Posted: 9 Jun 2017 2:07 EDT Last activity: 6 Nov 2018 20:02 EST
Pega Robotics Studio 8: password management for automations
When logging in to various systems or opening protected Excel files, the password is required and till now usually hard coded within the automation. Apart from having bad maintainability, we also noticed the password is written to the log files; for example, the following automation snippet:
produces the following log line:
Info | 12:56:57.516 午後 | 1 | STA | Automation | trilogy_login | Project1 | Automation: trilogy_login propagating From: trilogy_login.password.Value To client_text_input.client_text_input._EntryPointExecute().param2 Value: Pxxxxxxxxx
This is at "Info" log level, so the only way to stop the password appearing in clear text in the log would be to set the log to "Error" level which would make operational troubleshooting much more difficult. Ideally we would like just this one control to not log, but all other controls and/or automations to log at Info level - is there a way to do this?
More generally, what are Robotics' best practices for managing passwords? As mentioned, it's best for it to not be hard coded and we thought of managing the passwords in an Excel file, but that Excel file is also password protected and its location and password will appear in the log files
**Moderation Team has archived post**
This post has been archived for educational purposes. Contents and links will no longer be updated. If you have the same/similar question, please write a new post.
You can right click and mark that data line as sensitive. And see how the password looks like.
Normally , we ask the user to provide the password in the very beginning " after start up of automation" so that we can keep it on a credential store, or keep in a encrypted file ".net based" or in ASO "Assisted Sign On" . so that OpenSpan can use it through out the automation life cycle.
Note: We do delete the respective password store folders when runtime exits
Thank you! That is exactly the answer that our customer needed. I have marked this as answered.
Slight deviation from the main aim of this article, but any general best practices for password management would still be welcome: in general maintaining passwords outside is better than hard-coding, but even the password management system would require a password which itself would end up being hardcoded.

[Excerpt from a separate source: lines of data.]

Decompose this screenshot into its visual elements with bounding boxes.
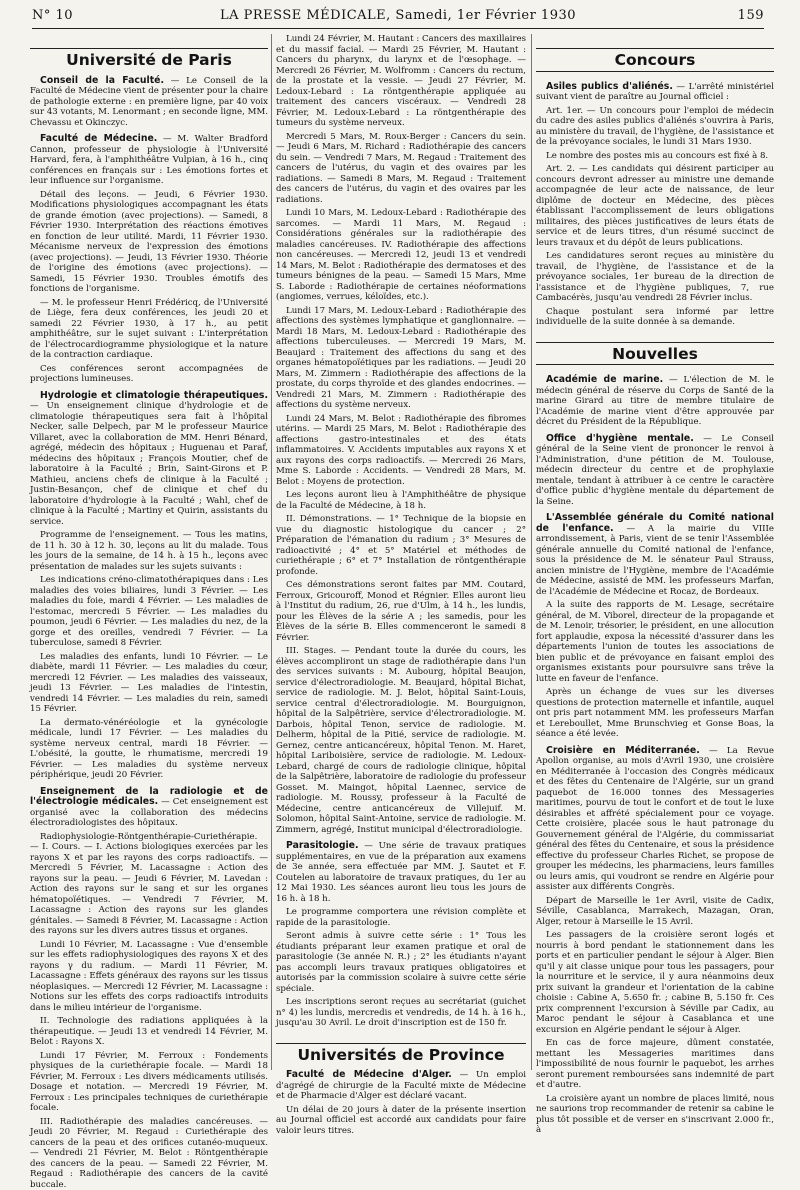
paragraph: III. Radiothérapie des maladies cancéreuses. — Jeudi 20 Février, M. Regaud : Curiethérapie des cancers de la peau et des orifices cutanéo-muqueux. — Vendredi 21 Février, M. Belot : Röntgenthérapie des cancers de la peau. — Samedi 22 Février, M. Regaud : Radiothérapie des cancers de la cavité buccale. <box>30 1117 268 1190</box>
paragraph: Un délai de 20 jours à dater de la présente insertion au Journal officiel est accordé aux candidats pour faire valoir leurs titres. <box>276 1105 526 1137</box>
paragraph: Radiophysiologie-Röntgenthérapie-Curiethérapie. — I. Cours. — I. Actions biologiques exercées par les rayons X et par les rayons des corps radioactifs. — Mercredi 5 Février, M. Lacassagne : Action des rayons sur la peau. — Jeudi 6 Février, M. Lavedan : Action des rayons sur le sang et sur les organes hématopoïétiques. — Vendredi 7 Février, M. Lacassagne : Action des rayons sur les glandes génitales. — Samedi 8 Février, M. Lacassagne : Action des rayons sur les divers autres tissus et organes. <box>30 832 268 937</box>
paragraph: — M. le professeur Henri Frédéricq, de l'Université de Liège, fera deux conférences, les jeudi 20 et samedi 22 Février 1930, à 17 h., au petit amphithéâtre, sur le sujet suivant : L'interprétation de l'électrocardiogramme physiologique et la nature de la contraction cardiaque. <box>30 298 268 361</box>
paragraph: Départ de Marseille le 1er Avril, visite de Cadix, Séville, Casablanca, Marrakech, Mazagan, Oran, Alger, retour à Marseille le 15 Avril. <box>536 896 774 928</box>
article-title: Asiles publics d'aliénés. <box>546 81 673 92</box>
article-title: L'Assemblée générale du Comité national de l'enfance. <box>536 512 774 534</box>
column-left <box>30 34 268 1070</box>
paragraph: Mercredi 5 Mars, M. Roux-Berger : Cancers du sein. — Jeudi 6 Mars, M. Richard : Radiothérapie des cancers du sein. — Vendredi 7 Mars, M. Regaud : Traitement des cancers de l'utérus, du vagin et des ovaires par les radiations. — Samedi 8 Mars, M. Regaud : Traitement des cancers de l'utérus, du vagin et des ovaires par les radiations. <box>276 132 526 206</box>
article-title: Croisière en Méditerranée. <box>546 745 700 756</box>
article <box>536 513 774 597</box>
column-right <box>536 34 774 1070</box>
article <box>30 787 268 829</box>
paragraph: Les maladies des enfants, lundi 10 Février. — Le diabète, mardi 11 Février. — Les maladies du cœur, mercredi 12 Février. — Les maladies des vaisseaux, jeudi 13 Février. — Les maladies de l'intestin, vendredi 14 Février. — Les maladies du rein, samedi 15 Février. <box>30 652 268 715</box>
paragraph: Après un échange de vues sur les diverses questions de protection maternelle et infantile, auquel ont pris part notamment MM. les professeurs Marfan et Lereboullet, Mme Brunschvieg et Gonse Boas, la séance a été levée. <box>536 687 774 740</box>
article-text: — Une série de travaux pratiques supplémentaires, en vue de la préparation aux examens de 3e année, sera effectuée par MM. J. Sautet et F. Coutelen au laboratoire de travaux pratiques, du 1er au 12 Mai 1930. Les séances auront lieu tous les jours de 16 h. à 18 h. <box>276 841 526 904</box>
section-heading: Concours <box>536 48 774 72</box>
paragraph: Lundi 17 Mars, M. Ledoux-Lebard : Radiothérapie des affections des systèmes lymphatique et ganglionnaire. — Mardi 18 Mars, M. Ledoux-Lebard : Radiothérapie des affections tuberculeuses. — Mercredi 19 Mars, M. Beaujard : Traitement des affections du sang et des organes hématopoïétiques par les radiations. — Jeudi 20 Mars, M. Zimmern : Radiothérapie des affections de la prostate, du corps thyroïde et des glandes endocrines. — Vendredi 21 Mars, M. Zimmern : Radiothérapie des affections du système nerveux. <box>276 306 526 411</box>
article <box>536 82 774 103</box>
section-heading: Universités de Province <box>276 1043 526 1061</box>
article-title: Enseignement de la radiologie et de l'électrologie médicales. <box>30 786 268 808</box>
article <box>276 841 526 904</box>
paragraph: Lundi 24 Février, M. Hautant : Cancers des maxillaires et du massif facial. — Mardi 25 Février, M. Hautant : Cancers du pharynx, du larynx et de l'œsophage. — Mercredi 26 Février, M. Wolfromm : Cancers du rectum, de la prostate et la vessie. — Jeudi 27 Février, M. Ledoux-Lebard : La röntgenthérapie appliquée au traitement des cancers viscéraux. — Vendredi 28 Février, M. Ledoux-Lebard : La röntgenthérapie des tumeurs du système nerveux. <box>276 34 526 129</box>
article-title: Conseil de la Faculté. <box>40 75 164 86</box>
paragraph: Lundi 24 Mars, M. Belot : Radiothérapie des fibromes utérins. — Mardi 25 Mars, M. Belot : Radiothérapie des affections gastro-intestinales et des états inflammatoires. V. Accidents imputables aux rayons X et aux rayons des corps radioactifs. — Mercredi 26 Mars, Mme S. Laborde : Accidents. — Vendredi 28 Mars, M. Belot : Moyens de protection. <box>276 414 526 488</box>
section-heading: Nouvelles <box>536 342 774 366</box>
paragraph: Les candidatures seront reçues au ministère du travail, de l'hygiène, de l'assistance et de la prévoyance sociales, 1er bureau de la direction de l'assistance et de l'hygiène publiques, 7, rue Cambacérès, jusqu'au vendredi 28 Février inclus. <box>536 251 774 304</box>
column-rule <box>271 34 272 1070</box>
article-text: — L'arrêté ministériel suivant vient de paraître au Journal officiel : <box>536 82 774 103</box>
paragraph: A la suite des rapports de M. Lesage, secrétaire général, de M. Viborel, directeur de la propagande et de M. Lenoir, trésorier, le président, en une allocution fort applaudie, exposa la nécessité d'assurer dans les départements l'union de toutes les associations de bien public et de prévoyance en faisant emploi des organismes existants pour poursuivre sans trêve la lutte en faveur de l'enfance. <box>536 600 774 684</box>
issue-number: N° 10 <box>32 8 73 23</box>
paragraph: Détail des leçons. — Jeudi, 6 Février 1930. Modifications physiologiques accompagnant les états de grande émotion (avec projections). — Samedi, 8 Février 1930. Interprétation des réactions émotives en fonction de leur utilité. Mardi, 11 Février 1930. Mécanisme nerveux de l'expression des émotions (avec projections). — Jeudi, 13 Février 1930. Théorie de l'origine des émotions (avec projections). — Samedi, 15 Février 1930. Troubles émotifs des fonctions de l'organisme. <box>30 190 268 295</box>
article <box>30 391 268 528</box>
paragraph: Les leçons auront lieu à l'Amphithéâtre de physique de la Faculté de Médecine, à 18 h. <box>276 490 526 511</box>
article <box>536 434 774 508</box>
paragraph: Ces conférences seront accompagnées de projections lumineuses. <box>30 364 268 385</box>
article <box>536 375 774 428</box>
paragraph: Ces démonstrations seront faites par MM. Coutard, Ferroux, Gricouroff, Monod et Régnier. Elles auront lieu à l'Institut du radium, 26, rue d'Ulm, à 14 h., les lundis, pour les Élèves de la série A ; les samedis, pour les Élèves de la série B. Elles commenceront le samedi 8 Février. <box>276 580 526 643</box>
section-heading: Université de Paris <box>30 48 268 66</box>
paragraph: Art. 2. — Les candidats qui désirent participer au concours devront adresser au ministre une demande accompagnée de leur acte de naissance, de leur diplôme de docteur en Médecine, des pièces établissant l'accomplissement de leurs obligations militaires, des pièces justificatives de leurs états de service et de leurs titres, d'un résumé succinct de leurs travaux et du dépôt de leurs publications. <box>536 164 774 248</box>
article <box>536 746 774 893</box>
article-text: — Un enseignement clinique d'hydrologie et de climatologie thérapeutiques sera fait à l'hôpital Necker, salle Delpech, par M le professeur Maurice Villaret, avec la collaboration de MM. Henri Bénard, agrégé, médecin des hôpitaux ; Huguenau et Paraf, médecins des hôpitaux ; François Moutier, chef de laboratoire à la Faculté ; Brin, Saint-Girons et P. Mathieu, anciens chefs de clinique à la Faculté ; Justin-Besançon, chef de clinique et chef du laboratoire d'hydrologie à la Faculté ; Wahl, chef de clinique à la Faculté ; Martiny et Quirin, assistants du service. <box>30 401 268 527</box>
paragraph: Art. 1er. — Un concours pour l'emploi de médecin du cadre des asiles publics d'aliénés s'ouvrira à Paris, au ministère du travail, de l'hygiène, de l'assistance et de la prévoyance sociales, le lundi 31 Mars 1930. <box>536 106 774 148</box>
paragraph: III. Stages. — Pendant toute la durée du cours, les élèves accompliront un stage de radiothérapie dans l'un des services suivants : M. Aubourg, hôpital Beaujon, service d'électroradiologie. M. Beaujard, hôpital Bichat, service de radiologie. M. J. Belot, hôpital Saint-Louis, service central d'électroradiologie. M. Bourguignon, hôpital de la Salpêtrière, service d'électroradiologie. M. Darbois, hôpital Tenon, service de radiologie. M. Delherm, hôpital de la Pitié, service de radiologie. M. Gernez, centre anticancéreux, hôpital Tenon. M. Haret, hôpital Lariboisière, service de radiologie. M. Ledoux-Lebard, chargé de cours de radiologie clinique, hôpital de la Salpêtrière, laboratoire de radiologie du professeur Gosset. M. Maingot, hôpital Laennec, service de radiologie. M. Roussy, professeur à la Faculté de Médecine, centre anticancéreux de Villejuif. M. Solomon, hôpital Saint-Antoine, service de radiologie. M. Zimmern, agrégé, Institut municipal d'électroradiologie. <box>276 646 526 835</box>
paragraph: II. Technologie des radiations appliquées à la thérapeutique. — Jeudi 13 et vendredi 14 Février, M. Belot : Rayons X. <box>30 1016 268 1048</box>
column-rule <box>531 34 532 1070</box>
page-header <box>32 6 764 29</box>
article-title: Académie de marine. <box>546 374 663 385</box>
article-text: — La Revue Apollon organise, au mois d'Avril 1930, une croisière en Méditerranée à l'occasion des Congrès médicaux et des fêtes du Centenaire de l'Algérie, sur un grand paquebot de 16.000 tonnes des Messageries maritimes, pourvu de tout le confort et de tout le luxe désirables et affrété spécialement pour ce voyage. Cette croisière, placée sous le haut patronage du Gouvernement général de l'Algérie, du commissariat général des fêtes du Centenaire, et sous la présidence effective du professeur Charles Richet, se propose de grouper les médecins, les pharmaciens, leurs familles ou leurs amis, qui voudront se rendre en Algérie pour assister aux différents Congrès. <box>536 746 774 893</box>
journal-title: LA PRESSE MÉDICALE, Samedi, 1er Février 1930 <box>32 8 764 23</box>
article-title: Office d'hygiène mentale. <box>546 433 694 444</box>
paragraph: II. Démonstrations. — 1° Technique de la biopsie en vue du diagnostic histologique du cancer ; 2° Préparation de l'émanation du radium ; 3° Mesures de radioactivité ; 4° et 5° Matériel et méthodes de curiethérapie ; 6° et 7° Installation de röntgenthérapie profonde. <box>276 514 526 577</box>
article-text: — Un emploi d'agrégé de chirurgie de la Faculté mixte de Médecine et de Pharmacie d'Alger est déclaré vacant. <box>276 1070 526 1101</box>
paragraph: Programme de l'enseignement. — Tous les matins, de 11 h. 30 à 12 h. 30, leçons au lit du malade. Tous les jours de la semaine, de 14 h. à 15 h., leçons avec présentation de malades sur les sujets suivants : <box>30 530 268 572</box>
article <box>30 134 268 187</box>
paragraph: La dermato-vénéréologie et la gynécologie médicale, lundi 17 Février. — Les maladies du système nerveux central, mardi 18 Février. — L'obésité, la goutte, le rhumatisme, mercredi 19 Février. — Les maladies du système nerveux périphérique, jeudi 20 Février. <box>30 718 268 781</box>
page-number: 159 <box>738 8 764 23</box>
article-title: Hydrologie et climatologie thérapeutiques. <box>40 390 268 401</box>
article-title: Faculté de Médecine d'Alger. <box>286 1069 452 1080</box>
paragraph: Le nombre des postes mis au concours est fixé à 8. <box>536 151 774 162</box>
article-text: — Cet enseignement est organisé avec la collaboration des médecins électroradiologistes des hôpitaux. <box>30 797 268 828</box>
paragraph: Chaque postulant sera informé par lettre individuelle de la suite donnée à sa demande. <box>536 307 774 328</box>
article-text: — M. Walter Bradford Cannon, professeur de physiologie à l'Université Harvard, fera, à l'amphithéâtre Vulpian, à 16 h., cinq conférences en français sur : Les émotions fortes et leur influence sur l'organisme. <box>30 134 268 186</box>
paragraph: Les inscriptions seront reçues au secrétariat (guichet n° 4) les lundis, mercredis et vendredis, de 14 h. à 16 h., jusqu'au 30 Avril. Le droit d'inscription est de 150 fr. <box>276 997 526 1029</box>
paragraph: En cas de force majeure, dûment constatée, mettant les Messageries maritimes dans l'impossibilité de nous fournir le paquebot, les arrhes seront purement remboursées sans indemnité de part et d'autre. <box>536 1038 774 1091</box>
article-text: — Le Conseil de la Faculté de Médecine vient de présenter pour la chaire de pathologie externe : en première ligne, par 40 voix sur 43 votants, M. Lenormant ; en seconde ligne, MM. Chevassu et Okinczyc. <box>30 76 268 128</box>
paragraph: Lundi 17 Février, M. Ferroux : Fondements physiques de la curiethérapie focale. — Mardi 18 Février, M. Ferroux : Les divers médicaments utilisés. Dosage et notation. — Mercredi 19 Février, M. Ferroux : Les principales techniques de curiethérapie focale. <box>30 1051 268 1114</box>
article-text: — A la mairie du VIIIe arrondissement, à Paris, vient de se tenir l'Assemblée générale annuelle du Comité national de l'enfance, sous la présidence de M. le sénateur Paul Strauss, ancien ministre de l'Hygiène, membre de l'Académie de Médecine, assisté de MM. les professeurs Marfan, de l'Académie de Médecine et Rocaz, de Bordeaux. <box>536 524 774 597</box>
paragraph: Les indications créno-climatothérapiques dans : Les maladies des voies biliaires, lundi 3 Février. — Les maladies du foie, mardi 4 Février. — Les maladies de l'estomac, mercredi 5 Février. — Les maladies du poumon, jeudi 6 Février. — Les maladies du nez, de la gorge et des oreilles, vendredi 7 Février. — La tuberculose, samedi 8 Février. <box>30 575 268 649</box>
article <box>276 1070 526 1102</box>
paragraph: Seront admis à suivre cette série : 1° Tous les étudiants préparant leur examen pratique et oral de parasitologie (3e année N. R.) ; 2° les étudiants n'ayant pas accompli leurs travaux pratiques obligatoires et autorisés par la commission scolaire à suivre cette série spéciale. <box>276 931 526 994</box>
article-title: Parasitologie. <box>286 840 359 851</box>
column-middle <box>276 34 526 1070</box>
article-title: Faculté de Médecine. <box>40 133 157 144</box>
paragraph: La croisière ayant un nombre de places limité, nous ne saurions trop recommander de retenir sa cabine le plus tôt possible et de verser en s'inscrivant 2.000 fr., à <box>536 1094 774 1136</box>
paragraph: Les passagers de la croisière seront logés et nourris à bord pendant le stationnement dans les ports et en particulier pendant le séjour à Alger. Bien qu'il y ait classe unique pour tous les passagers, pour la nourriture et le service, il y aura néanmoins deux prix suivant la grandeur et l'orientation de la cabine choisie : Cabine A, 5.650 fr. ; cabine B, 5.150 fr. Ces prix comprennent l'excursion à Séville par Cadix, au Maroc pendant le séjour à Casablanca et une excursion en Algérie pendant le séjour à Alger. <box>536 930 774 1035</box>
paragraph: Lundi 10 Février, M. Lacassagne : Vue d'ensemble sur les effets radiophysiologiques des rayons X et des rayons γ du radium. — Mardi 11 Février, M. Lacassagne : Effets généraux des rayons sur les tissus néoplasiques. — Mercredi 12 Février, M. Lacassagne : Notions sur les effets des corps radioactifs introduits dans le milieu intérieur de l'organisme. <box>30 940 268 1014</box>
article-text: — L'élection de M. le médecin général de réserve du Corps de Santé de la marine Girard au titre de membre titulaire de l'Académie de marine vient d'être approuvée par décret du Président de la République. <box>536 375 774 427</box>
article <box>30 76 268 129</box>
article-text: — Le Conseil général de la Seine vient de prononcer le renvoi à l'Administration, d'une pétition de M. Toulouse, médecin directeur du centre et de prophylaxie mentale, tendant à attribuer à ce centre le caractère d'office public d'hygiène mentale du département de la Seine. <box>536 434 774 507</box>
paragraph: Le programme comportera une révision complète et rapide de la parasitologie. <box>276 907 526 928</box>
paragraph: Lundi 10 Mars, M. Ledoux-Lebard : Radiothérapie des sarcomes. — Mardi 11 Mars, M. Regaud : Considérations générales sur la radiothérapie des maladies cancéreuses. IV. Radiothérapie des affections non cancéreuses. — Mercredi 12, jeudi 13 et vendredi 14 Mars, M. Belot : Radiothérapie des dermatoses et des tumeurs bénignes de la peau. — Samedi 15 Mars, Mme S. Laborde : Radiothérapie de certaines néoformations (angiomes, verrues, kéloïdes, etc.). <box>276 208 526 303</box>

The only way to avoid hard coding any passwords, saving them in clear text, or prompting the user for it, would be some sort of IdP as in SSO? Is there anything like that in the Robotics world?
Look at the ASOManager component. ASOManager (Assisted Sign On) allows you to store user IDs and passwords in an encrypted data store in the user profile. This is encrypted with MSDPAPI which means it is directly tied to the user's profile and password.
This component provides dialogs for maintaining credentials and methods for setting and getting credentials.